The post Financial Crisis has been an unusual periods especially when measured by factor excess returns. Simply put, there were no traditional factor returns as measured by the classic Fama-French factors. A comparison across decades show that factor returns are variable but generally positive and average from 6+ percent to just under 14 percent. The average excess returns for Fama-French factors since 2010 have been less than 1 percent. If you tried to make money playing these risk factors you got paid nothing. Since factor investing is the bread and butter of equity hedge funds, this is a clear indication why hedge fund investing has under-performed or disappointed many investors over the last few years. Forget about alpha decay, there has been limited return from investing in risk factors.

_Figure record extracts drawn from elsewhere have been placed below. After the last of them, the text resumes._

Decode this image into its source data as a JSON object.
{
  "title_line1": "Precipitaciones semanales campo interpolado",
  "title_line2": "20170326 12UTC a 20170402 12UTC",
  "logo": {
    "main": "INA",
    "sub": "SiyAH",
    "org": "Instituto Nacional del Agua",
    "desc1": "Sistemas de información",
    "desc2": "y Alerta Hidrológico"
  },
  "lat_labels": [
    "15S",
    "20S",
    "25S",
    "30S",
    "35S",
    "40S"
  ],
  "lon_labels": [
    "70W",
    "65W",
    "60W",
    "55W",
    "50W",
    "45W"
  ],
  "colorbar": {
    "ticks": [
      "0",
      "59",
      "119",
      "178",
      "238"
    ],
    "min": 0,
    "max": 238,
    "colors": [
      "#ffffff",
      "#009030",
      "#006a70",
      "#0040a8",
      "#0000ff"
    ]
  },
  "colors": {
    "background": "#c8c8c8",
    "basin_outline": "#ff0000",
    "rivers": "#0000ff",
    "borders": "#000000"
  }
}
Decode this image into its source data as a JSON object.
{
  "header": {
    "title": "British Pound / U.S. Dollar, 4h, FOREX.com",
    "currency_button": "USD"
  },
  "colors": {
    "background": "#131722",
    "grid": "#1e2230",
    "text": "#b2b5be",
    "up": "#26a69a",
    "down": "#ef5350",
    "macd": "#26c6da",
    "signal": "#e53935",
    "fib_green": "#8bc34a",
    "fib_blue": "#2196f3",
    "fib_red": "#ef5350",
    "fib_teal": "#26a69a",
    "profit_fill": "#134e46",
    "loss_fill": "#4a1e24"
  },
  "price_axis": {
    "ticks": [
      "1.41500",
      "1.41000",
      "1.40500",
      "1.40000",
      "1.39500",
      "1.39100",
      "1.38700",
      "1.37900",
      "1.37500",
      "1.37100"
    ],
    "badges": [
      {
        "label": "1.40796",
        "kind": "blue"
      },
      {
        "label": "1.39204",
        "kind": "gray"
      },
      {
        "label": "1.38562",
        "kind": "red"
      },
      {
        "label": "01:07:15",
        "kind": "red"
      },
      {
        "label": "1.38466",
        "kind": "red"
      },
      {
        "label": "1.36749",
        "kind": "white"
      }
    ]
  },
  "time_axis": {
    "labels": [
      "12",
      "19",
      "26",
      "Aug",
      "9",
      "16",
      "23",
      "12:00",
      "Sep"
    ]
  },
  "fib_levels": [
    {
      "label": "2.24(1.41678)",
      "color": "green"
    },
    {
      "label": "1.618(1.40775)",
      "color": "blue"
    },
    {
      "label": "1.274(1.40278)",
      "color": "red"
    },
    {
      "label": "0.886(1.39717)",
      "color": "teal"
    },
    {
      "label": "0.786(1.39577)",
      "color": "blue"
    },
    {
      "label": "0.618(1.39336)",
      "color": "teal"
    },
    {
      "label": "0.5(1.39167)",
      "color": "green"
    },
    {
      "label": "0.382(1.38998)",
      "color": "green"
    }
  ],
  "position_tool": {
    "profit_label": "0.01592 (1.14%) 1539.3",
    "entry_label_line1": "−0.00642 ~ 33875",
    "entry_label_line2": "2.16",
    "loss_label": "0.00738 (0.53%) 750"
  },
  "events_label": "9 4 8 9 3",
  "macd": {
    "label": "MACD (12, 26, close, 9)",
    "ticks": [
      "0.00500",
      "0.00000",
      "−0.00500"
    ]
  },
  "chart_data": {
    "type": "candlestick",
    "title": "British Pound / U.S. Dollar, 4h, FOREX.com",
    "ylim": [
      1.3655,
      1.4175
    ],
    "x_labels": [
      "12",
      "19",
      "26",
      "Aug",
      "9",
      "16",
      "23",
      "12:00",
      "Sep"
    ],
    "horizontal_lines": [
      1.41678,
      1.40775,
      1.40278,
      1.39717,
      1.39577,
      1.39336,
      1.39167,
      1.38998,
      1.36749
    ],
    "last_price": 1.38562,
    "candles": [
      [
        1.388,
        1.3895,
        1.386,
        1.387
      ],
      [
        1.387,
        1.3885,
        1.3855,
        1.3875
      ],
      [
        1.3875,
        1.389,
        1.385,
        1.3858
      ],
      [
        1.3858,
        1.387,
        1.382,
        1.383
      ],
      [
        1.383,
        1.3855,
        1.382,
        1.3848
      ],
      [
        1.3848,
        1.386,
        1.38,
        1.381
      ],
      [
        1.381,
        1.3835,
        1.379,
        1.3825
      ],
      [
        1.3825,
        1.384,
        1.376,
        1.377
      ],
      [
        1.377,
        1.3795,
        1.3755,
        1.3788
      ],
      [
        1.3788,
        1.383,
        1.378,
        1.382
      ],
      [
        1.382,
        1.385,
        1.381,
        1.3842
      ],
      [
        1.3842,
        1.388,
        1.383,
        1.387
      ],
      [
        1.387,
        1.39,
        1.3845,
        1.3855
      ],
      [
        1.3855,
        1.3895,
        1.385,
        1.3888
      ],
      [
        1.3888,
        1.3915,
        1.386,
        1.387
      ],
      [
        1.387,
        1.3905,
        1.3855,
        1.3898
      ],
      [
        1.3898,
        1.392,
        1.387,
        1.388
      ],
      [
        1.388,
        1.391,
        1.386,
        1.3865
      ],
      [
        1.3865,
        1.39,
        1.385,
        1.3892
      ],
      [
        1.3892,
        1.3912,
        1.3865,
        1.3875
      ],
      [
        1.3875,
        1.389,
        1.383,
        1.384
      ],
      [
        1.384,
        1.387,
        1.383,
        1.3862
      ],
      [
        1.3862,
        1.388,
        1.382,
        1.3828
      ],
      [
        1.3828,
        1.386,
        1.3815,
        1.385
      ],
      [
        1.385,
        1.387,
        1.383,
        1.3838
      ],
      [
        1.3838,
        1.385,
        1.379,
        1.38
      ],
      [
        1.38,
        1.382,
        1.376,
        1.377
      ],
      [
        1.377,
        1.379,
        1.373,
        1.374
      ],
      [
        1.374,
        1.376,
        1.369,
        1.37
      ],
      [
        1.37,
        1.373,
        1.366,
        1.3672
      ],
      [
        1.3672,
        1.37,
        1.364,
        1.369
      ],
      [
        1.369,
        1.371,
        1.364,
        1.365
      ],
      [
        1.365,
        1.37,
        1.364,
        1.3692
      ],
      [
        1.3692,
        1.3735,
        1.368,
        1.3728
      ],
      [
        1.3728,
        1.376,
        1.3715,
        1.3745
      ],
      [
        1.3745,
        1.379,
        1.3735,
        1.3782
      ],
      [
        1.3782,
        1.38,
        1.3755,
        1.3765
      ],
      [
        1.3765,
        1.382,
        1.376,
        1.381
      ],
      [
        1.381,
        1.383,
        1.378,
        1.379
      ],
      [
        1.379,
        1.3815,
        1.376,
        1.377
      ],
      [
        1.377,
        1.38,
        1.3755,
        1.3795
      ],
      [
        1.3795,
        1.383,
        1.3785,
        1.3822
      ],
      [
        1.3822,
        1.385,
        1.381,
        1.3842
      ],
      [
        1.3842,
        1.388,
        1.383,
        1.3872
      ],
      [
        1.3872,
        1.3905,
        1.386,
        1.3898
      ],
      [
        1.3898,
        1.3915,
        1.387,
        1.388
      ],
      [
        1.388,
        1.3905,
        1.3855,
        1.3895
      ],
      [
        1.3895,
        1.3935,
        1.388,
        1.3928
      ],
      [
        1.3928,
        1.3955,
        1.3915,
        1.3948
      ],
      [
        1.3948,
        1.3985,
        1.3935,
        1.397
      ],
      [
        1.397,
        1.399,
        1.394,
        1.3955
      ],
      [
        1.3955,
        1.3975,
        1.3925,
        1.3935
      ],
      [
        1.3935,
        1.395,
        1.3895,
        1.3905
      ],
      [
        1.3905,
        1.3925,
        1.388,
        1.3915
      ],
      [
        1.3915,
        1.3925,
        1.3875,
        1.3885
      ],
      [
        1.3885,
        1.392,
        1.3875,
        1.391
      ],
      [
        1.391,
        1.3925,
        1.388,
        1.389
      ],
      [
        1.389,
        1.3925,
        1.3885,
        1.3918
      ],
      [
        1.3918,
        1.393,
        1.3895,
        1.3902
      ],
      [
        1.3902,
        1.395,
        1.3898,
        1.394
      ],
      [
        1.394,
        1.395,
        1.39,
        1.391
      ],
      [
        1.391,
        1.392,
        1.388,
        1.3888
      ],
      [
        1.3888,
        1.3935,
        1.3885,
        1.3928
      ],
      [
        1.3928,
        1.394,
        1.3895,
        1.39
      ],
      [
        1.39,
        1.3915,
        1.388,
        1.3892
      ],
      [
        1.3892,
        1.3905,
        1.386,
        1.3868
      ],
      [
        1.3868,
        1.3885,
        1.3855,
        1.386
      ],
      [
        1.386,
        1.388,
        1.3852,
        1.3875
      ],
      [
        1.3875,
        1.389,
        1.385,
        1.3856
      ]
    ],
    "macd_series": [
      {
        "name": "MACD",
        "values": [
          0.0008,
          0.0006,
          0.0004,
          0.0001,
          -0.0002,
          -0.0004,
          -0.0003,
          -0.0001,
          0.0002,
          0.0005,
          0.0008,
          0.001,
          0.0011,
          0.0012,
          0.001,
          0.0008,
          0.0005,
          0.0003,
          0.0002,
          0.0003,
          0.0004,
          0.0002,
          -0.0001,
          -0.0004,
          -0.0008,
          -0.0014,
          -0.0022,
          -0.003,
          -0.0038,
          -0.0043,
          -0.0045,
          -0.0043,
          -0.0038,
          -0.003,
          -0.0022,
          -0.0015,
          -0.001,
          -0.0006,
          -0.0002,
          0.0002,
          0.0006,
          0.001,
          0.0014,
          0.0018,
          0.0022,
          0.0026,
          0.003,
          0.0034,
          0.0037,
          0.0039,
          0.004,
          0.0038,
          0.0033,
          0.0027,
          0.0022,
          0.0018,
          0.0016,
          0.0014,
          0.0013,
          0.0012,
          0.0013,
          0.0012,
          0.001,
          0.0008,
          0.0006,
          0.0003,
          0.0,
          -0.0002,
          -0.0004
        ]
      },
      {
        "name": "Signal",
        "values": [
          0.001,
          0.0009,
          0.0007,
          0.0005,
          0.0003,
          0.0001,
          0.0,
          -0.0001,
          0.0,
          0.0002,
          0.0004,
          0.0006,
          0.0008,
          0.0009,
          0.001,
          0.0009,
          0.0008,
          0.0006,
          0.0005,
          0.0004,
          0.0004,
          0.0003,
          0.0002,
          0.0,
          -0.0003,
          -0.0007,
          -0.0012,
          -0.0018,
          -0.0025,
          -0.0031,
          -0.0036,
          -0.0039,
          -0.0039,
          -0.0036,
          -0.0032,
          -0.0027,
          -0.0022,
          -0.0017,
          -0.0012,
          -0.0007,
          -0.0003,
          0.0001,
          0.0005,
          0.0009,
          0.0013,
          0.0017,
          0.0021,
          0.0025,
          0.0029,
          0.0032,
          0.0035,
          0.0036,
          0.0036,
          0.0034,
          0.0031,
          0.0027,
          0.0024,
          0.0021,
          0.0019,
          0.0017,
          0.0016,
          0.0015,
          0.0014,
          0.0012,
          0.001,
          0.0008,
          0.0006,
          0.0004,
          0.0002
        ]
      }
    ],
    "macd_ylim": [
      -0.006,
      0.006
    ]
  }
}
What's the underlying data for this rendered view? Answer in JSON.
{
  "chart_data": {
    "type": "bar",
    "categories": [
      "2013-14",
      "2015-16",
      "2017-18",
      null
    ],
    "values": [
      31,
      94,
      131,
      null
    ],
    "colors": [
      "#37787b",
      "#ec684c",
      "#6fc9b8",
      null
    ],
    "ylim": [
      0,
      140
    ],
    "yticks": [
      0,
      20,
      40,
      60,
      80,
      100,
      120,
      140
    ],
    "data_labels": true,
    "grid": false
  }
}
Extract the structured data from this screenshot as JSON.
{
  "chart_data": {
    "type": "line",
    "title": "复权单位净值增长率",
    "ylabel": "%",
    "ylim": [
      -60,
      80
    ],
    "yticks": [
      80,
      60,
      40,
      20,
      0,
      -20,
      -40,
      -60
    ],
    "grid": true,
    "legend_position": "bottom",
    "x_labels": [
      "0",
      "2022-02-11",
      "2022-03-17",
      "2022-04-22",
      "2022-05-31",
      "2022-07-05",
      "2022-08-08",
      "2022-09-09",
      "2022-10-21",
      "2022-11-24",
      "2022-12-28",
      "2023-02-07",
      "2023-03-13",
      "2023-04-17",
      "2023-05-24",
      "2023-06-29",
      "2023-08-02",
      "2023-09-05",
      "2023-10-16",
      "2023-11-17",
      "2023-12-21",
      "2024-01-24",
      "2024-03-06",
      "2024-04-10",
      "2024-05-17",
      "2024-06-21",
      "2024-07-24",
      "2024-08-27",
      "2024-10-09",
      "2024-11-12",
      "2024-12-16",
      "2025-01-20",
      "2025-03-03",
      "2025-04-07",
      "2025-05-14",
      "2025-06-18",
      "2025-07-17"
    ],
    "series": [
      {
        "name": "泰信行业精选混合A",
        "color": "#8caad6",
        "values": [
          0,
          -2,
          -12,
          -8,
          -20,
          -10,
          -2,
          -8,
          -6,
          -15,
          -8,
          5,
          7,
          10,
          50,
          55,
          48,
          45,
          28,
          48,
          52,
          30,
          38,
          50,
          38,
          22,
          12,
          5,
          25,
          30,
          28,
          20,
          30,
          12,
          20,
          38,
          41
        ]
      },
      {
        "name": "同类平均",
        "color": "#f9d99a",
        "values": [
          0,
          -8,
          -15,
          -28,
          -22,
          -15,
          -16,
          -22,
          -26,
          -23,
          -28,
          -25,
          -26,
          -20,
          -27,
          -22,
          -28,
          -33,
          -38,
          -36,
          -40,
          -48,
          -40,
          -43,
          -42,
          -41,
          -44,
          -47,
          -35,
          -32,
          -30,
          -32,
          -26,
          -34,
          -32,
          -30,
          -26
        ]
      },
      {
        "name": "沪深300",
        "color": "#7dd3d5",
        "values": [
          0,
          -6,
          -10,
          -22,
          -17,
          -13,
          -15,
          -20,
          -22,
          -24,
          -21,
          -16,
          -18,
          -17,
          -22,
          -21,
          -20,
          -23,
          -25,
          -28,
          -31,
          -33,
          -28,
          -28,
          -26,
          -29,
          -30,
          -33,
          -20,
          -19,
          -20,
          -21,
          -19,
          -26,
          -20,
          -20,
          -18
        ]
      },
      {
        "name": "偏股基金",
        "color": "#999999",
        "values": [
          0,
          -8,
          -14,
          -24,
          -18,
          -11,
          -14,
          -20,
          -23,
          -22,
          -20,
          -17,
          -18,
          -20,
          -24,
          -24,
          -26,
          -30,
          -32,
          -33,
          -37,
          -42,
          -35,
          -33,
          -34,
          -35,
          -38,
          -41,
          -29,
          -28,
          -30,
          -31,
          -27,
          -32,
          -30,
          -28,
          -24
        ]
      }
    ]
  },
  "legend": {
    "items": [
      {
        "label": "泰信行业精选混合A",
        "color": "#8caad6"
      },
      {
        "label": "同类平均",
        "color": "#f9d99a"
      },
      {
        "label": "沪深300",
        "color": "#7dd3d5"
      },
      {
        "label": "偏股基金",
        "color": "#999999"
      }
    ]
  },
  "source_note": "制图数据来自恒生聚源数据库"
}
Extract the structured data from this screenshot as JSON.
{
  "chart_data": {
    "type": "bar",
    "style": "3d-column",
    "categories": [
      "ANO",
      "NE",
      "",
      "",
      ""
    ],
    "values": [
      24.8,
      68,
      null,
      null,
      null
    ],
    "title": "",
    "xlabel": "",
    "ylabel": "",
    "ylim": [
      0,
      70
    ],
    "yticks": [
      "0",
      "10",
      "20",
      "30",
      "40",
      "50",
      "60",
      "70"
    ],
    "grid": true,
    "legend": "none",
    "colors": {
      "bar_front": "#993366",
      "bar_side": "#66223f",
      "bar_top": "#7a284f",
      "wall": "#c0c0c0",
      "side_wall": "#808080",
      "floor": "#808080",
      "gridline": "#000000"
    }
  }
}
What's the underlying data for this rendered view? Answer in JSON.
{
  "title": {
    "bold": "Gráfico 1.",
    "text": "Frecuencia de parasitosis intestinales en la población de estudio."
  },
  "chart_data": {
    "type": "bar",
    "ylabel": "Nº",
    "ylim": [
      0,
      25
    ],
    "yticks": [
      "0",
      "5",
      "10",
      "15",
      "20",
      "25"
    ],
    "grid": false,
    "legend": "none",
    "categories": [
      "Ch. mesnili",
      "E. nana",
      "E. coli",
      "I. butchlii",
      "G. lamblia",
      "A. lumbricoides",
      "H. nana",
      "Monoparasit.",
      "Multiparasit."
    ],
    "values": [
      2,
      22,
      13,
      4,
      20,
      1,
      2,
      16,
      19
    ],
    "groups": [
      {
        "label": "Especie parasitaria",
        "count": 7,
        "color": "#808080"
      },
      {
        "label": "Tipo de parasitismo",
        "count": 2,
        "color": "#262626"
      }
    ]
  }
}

From the paper “The Promise and Pitfalls of Factor Timing”, we can see that there has been a general compression of returns associated with factor investing. If an investor wanted to play the factor investing game over the last decade, using the standard models would not have gotten you much. (We will discuss factor timing as a way to improve performance in a later post.) This is only a generalization but it provides context on whether there has been a tailwind or headwind for factor investors.
So why has factor performance been so low? Factor excess returns are usually associated with three reasons: compensation for risk, behavioral biases, and market frictions. These reasons may ebb and flow with changes in the business cycle, financial conditions, or valuations. There should be no expectation that these factors will be stable, but there is the assumption that the premia should be positive over a multi-year period.
The current data suggests there is no excess return for risk, no behavioral bias or structural return associated with these factors. Could it be that too much money is chasing these risk factors? It is only clear that we do not fully understand the dynamics of these risk factors.